Mutual funds tarnished
By Rachel Beck
Associated Press
NEW YORK Maybe it was too good to be true. The mutual funds were supposed to be the good guys of the investment world, immune from the scandals that rocked Wall Street and corporate America.
Alas, reputations can only hide wrongdoing, not prevent it.
It now appears that mutual fund companies participated in their own share of dirty dealings, which particularly hurt ordinary investors.
Sure, funds marketed themselves as having their interests aligned with their shareholders. But as it turns out, some weren't treating all investors the same when they gave significant trading privileges to certain shareholders who were then able to line their pockets with earnings at the expense of others.
"Mutual fund, as the name suggests, is supposed to mean that all investors are in there equally together, and that apparently wasn't always true," said Russ Kinnel, director of fund analysis at fund-tracker Morningstar.
Not every fund company is embroiled in this mess, but the investigation seems to be growing every week, and many of the best-known firms including Janus and Bank of America are now connected to it in some way or another.
Funds, of course, never could guarantee positive returns, but investors thought their diverse holdings were a safer bet at a time when corporate executives had been caught manipulating earnings, and analysts were discovered having issued overly bullish research so that their firms could win lucrative investment banking business.
Fund managers, it was long thought, want to do well with their stock picking to increase the value of their portfolios, a boon not just to investors' pocketbooks but also to the funds' own fee income.
But it seems that some may have let their own interests supersede those of ordinary investors.
That's the gist of the case now being pursued by state and federal securities regulators, who are investigating whether mutual funds gave special trading privileges to hedge funds and other large investors at the expense of other shareholders. In some cases, those privileges were permitted in return for making substantial investments in the funds.
Two issues are under review. One is called "market timing," which allows savvy traders to take advantage of the time differences between the closing of U.S. markets and those overseas. It can also involve short-term, "in and out" trading.
While market timing is largely legal, many funds prohibit the practice. For that reason, the Securities and Exchange Commission considers violations of those policies fraud against other shareholders.
The other is called "late trading," which involves purchasing mutual fund shares at the 4 p.m. price well after the market closes a practice which New York Attorney General Eliot Spitzer has deemed equivalent to "betting on a horse race after the horses have crossed the finish line." Late trading is illegal.
Such arrangements allow the investor to cash in on after-hours news ahead of other investors, who at that hour would be forced to chance buying at the next day's closing price. Mutual funds are priced just once a day.

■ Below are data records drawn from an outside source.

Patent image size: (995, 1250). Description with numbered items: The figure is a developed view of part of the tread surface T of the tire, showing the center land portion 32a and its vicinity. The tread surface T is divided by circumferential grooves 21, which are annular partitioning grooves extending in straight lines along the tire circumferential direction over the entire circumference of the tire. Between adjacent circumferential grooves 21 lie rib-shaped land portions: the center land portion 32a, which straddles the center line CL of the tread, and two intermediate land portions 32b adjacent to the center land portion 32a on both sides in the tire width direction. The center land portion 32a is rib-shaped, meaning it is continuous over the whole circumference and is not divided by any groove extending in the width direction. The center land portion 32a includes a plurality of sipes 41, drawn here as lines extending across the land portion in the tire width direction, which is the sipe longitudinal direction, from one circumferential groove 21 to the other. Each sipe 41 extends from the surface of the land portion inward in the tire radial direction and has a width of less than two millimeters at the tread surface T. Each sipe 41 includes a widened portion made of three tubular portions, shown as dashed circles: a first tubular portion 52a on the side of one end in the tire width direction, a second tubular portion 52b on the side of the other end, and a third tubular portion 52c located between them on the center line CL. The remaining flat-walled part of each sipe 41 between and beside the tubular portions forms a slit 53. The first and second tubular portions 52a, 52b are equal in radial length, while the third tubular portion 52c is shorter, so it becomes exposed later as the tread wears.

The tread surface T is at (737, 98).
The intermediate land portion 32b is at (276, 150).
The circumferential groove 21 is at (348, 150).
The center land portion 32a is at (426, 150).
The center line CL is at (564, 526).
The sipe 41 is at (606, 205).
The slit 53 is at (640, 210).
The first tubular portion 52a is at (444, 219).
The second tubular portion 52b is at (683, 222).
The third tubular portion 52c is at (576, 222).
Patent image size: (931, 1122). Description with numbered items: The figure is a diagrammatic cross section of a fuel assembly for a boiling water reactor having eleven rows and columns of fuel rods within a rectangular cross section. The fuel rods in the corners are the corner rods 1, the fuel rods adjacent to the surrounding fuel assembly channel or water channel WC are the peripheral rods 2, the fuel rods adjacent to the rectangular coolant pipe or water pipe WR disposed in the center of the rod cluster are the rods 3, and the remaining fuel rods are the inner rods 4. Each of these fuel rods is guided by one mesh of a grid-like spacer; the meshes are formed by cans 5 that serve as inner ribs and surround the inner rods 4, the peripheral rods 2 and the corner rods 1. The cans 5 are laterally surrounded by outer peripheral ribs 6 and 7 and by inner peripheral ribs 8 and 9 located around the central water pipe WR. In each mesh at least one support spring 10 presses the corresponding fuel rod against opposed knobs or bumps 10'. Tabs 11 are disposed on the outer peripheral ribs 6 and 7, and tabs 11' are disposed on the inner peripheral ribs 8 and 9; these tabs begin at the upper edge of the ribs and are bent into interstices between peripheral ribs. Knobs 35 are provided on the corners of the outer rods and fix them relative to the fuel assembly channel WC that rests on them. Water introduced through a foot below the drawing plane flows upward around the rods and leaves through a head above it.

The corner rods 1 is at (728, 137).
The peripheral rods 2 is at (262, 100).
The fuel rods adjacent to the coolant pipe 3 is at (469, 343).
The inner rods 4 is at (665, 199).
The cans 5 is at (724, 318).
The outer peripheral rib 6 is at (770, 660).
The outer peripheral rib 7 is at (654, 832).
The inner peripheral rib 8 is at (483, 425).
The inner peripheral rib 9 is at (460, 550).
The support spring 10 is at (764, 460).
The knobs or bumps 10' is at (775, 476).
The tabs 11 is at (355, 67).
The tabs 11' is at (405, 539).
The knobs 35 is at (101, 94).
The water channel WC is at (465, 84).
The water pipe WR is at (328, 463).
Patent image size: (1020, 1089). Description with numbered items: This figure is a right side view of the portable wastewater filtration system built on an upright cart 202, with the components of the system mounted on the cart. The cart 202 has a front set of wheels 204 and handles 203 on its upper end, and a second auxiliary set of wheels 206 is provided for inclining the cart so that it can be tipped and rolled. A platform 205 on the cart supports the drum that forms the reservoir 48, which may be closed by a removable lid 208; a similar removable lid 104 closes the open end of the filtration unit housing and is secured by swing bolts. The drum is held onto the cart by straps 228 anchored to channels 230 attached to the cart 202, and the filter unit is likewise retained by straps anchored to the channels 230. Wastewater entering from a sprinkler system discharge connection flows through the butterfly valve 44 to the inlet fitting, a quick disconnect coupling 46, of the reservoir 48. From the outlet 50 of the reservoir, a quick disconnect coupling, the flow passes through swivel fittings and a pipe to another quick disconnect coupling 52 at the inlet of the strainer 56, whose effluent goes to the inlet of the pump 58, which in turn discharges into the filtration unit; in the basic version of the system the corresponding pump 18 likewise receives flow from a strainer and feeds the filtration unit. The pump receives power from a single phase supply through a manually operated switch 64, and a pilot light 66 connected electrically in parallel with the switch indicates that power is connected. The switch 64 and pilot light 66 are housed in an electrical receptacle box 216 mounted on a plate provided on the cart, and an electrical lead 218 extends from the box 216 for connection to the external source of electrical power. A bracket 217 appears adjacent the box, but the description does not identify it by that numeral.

That exploitation of changes in prices can hurt other fund shareholders, especially those holding on for the long term, by diluting the value of their shares.
So far, more than a dozen mutual funds are under investigation, and a handful of employees have pleaded guilty, been charged or have settled with regulators.
Bank of America said earlier this month that it would set aside $100 million to pay for legal fees and other scandal-related expenses, including a restitution fund for investors. Janus said it will pay investors about $1 million in management fees that it earned on the money from the often-trading hedge funds.
Still, investors aren't taking this mess lightly. With memories of other scandals fresh in their minds, they aren't taking chances by keeping their money in some of these funds.
In September alone, about $7.9 billion was withdrawn from funds run by Janus, Bank of America, Banc One and Strong Capital Management, the companies named in Spitzer's investigation, according to mutual-fund tracker Lipper.
"Trust is built slowly and can be dashed in an instant," Lipper said in its latest report on fund flows.
The good news is that it may be tough for such trouble to happen again. Now that the scandal has made headlines, fund companies are implementing better controls, and the SEC is considering new rules.
Whether that can do anything to woo investors back to certain funds remains to be seen.